When at length he was marched into the lodge he saw the councillors seated on the floor in a half-circle round a small fire. All of them wore feathered war bonnets and had their faces painted.
Falling Water himself, a grim, wizen-featured old man, sat in the middle, smoking a tobacco pipe that was shaped like a tomahawk and adorned with coloured beads and feathers. He looked at Rube long and steadily, and then spoke to one of the scouts inquiringly.
Rube could only understand the answer by the gestures and signs that accompanied it. From these and what followed he was able to make up a coherent outline of the offence of which he was being accused.

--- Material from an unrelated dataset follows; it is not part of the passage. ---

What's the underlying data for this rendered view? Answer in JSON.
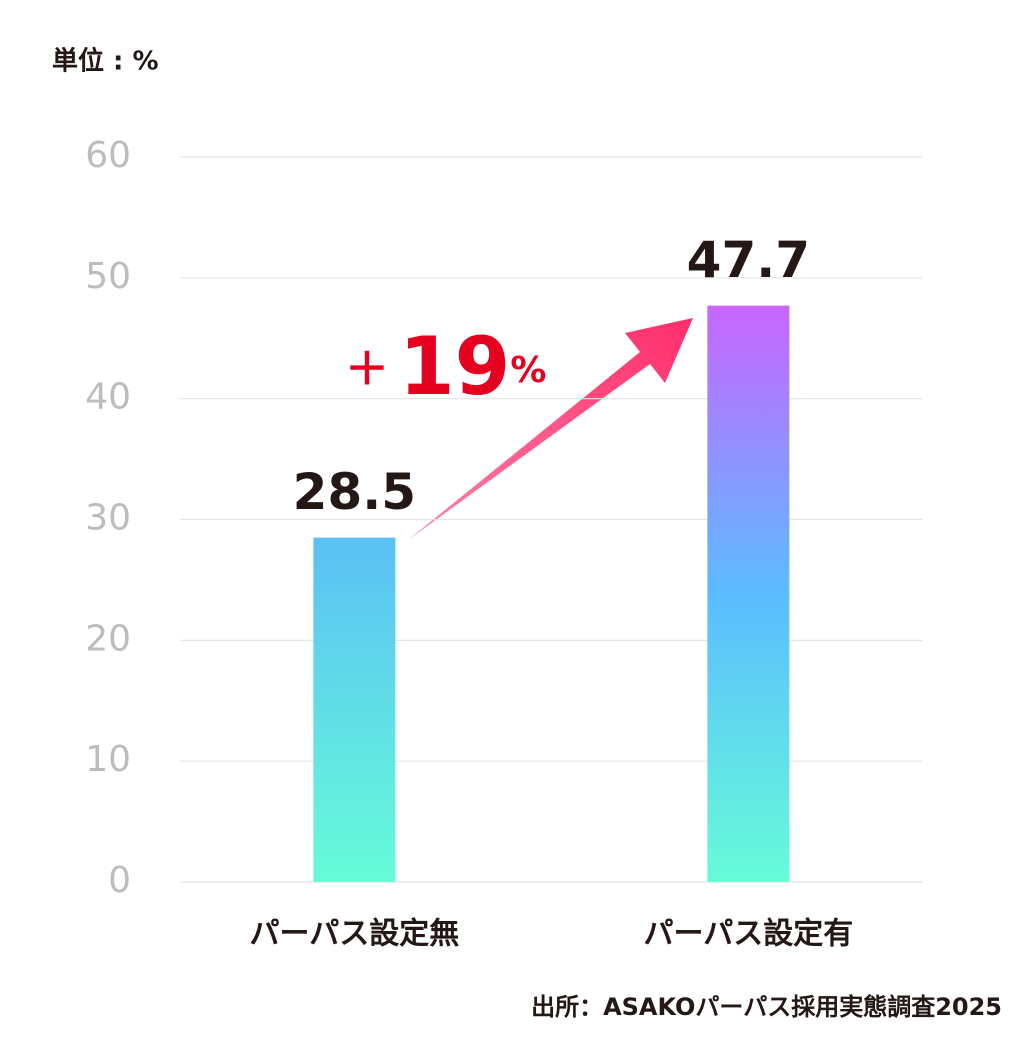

It appeared that a picket of scouts had been out on the mountains watching for enemy spies. They had captured this one in the very act of spying upon them. He had been making signals, sending messages and answering messages by sounds made with his lips. He carried a gun, and was ready to use it upon them if they had not been too quick for them. And he was disguised. It was clear that he was an Indian—one of their Sioux enemies—who had tried to make himself look like a Paleface. Moreover, he wore the totem sign of his chief, who was the enemy of Falling Water.
Rube was perplexed in his effort to understand this part of the scout's evidence.
He was not surprised that he had been mistaken for a full-blooded Indian. Was not his mother an Indian? And had not both he and Kiddie when they started on their camping trip dressed themselves in fringed buckskins and designedly made themselves look as much as possible like Indians?
He supposed that the scouts picketed on the heights had heard Kiddie's whistle from afar and his own feeble attempt to respond. What puzzled him most was the spokesman's declaration that he wore the totem sign of his chief. For so he understood the scout's gestures.
Falling Water was apparently dissatisfied, for he closely questioned the witness, whose answer, partly in the Crow tongue and partly in pantomime, threw a flood of light upon Rube's perplexity.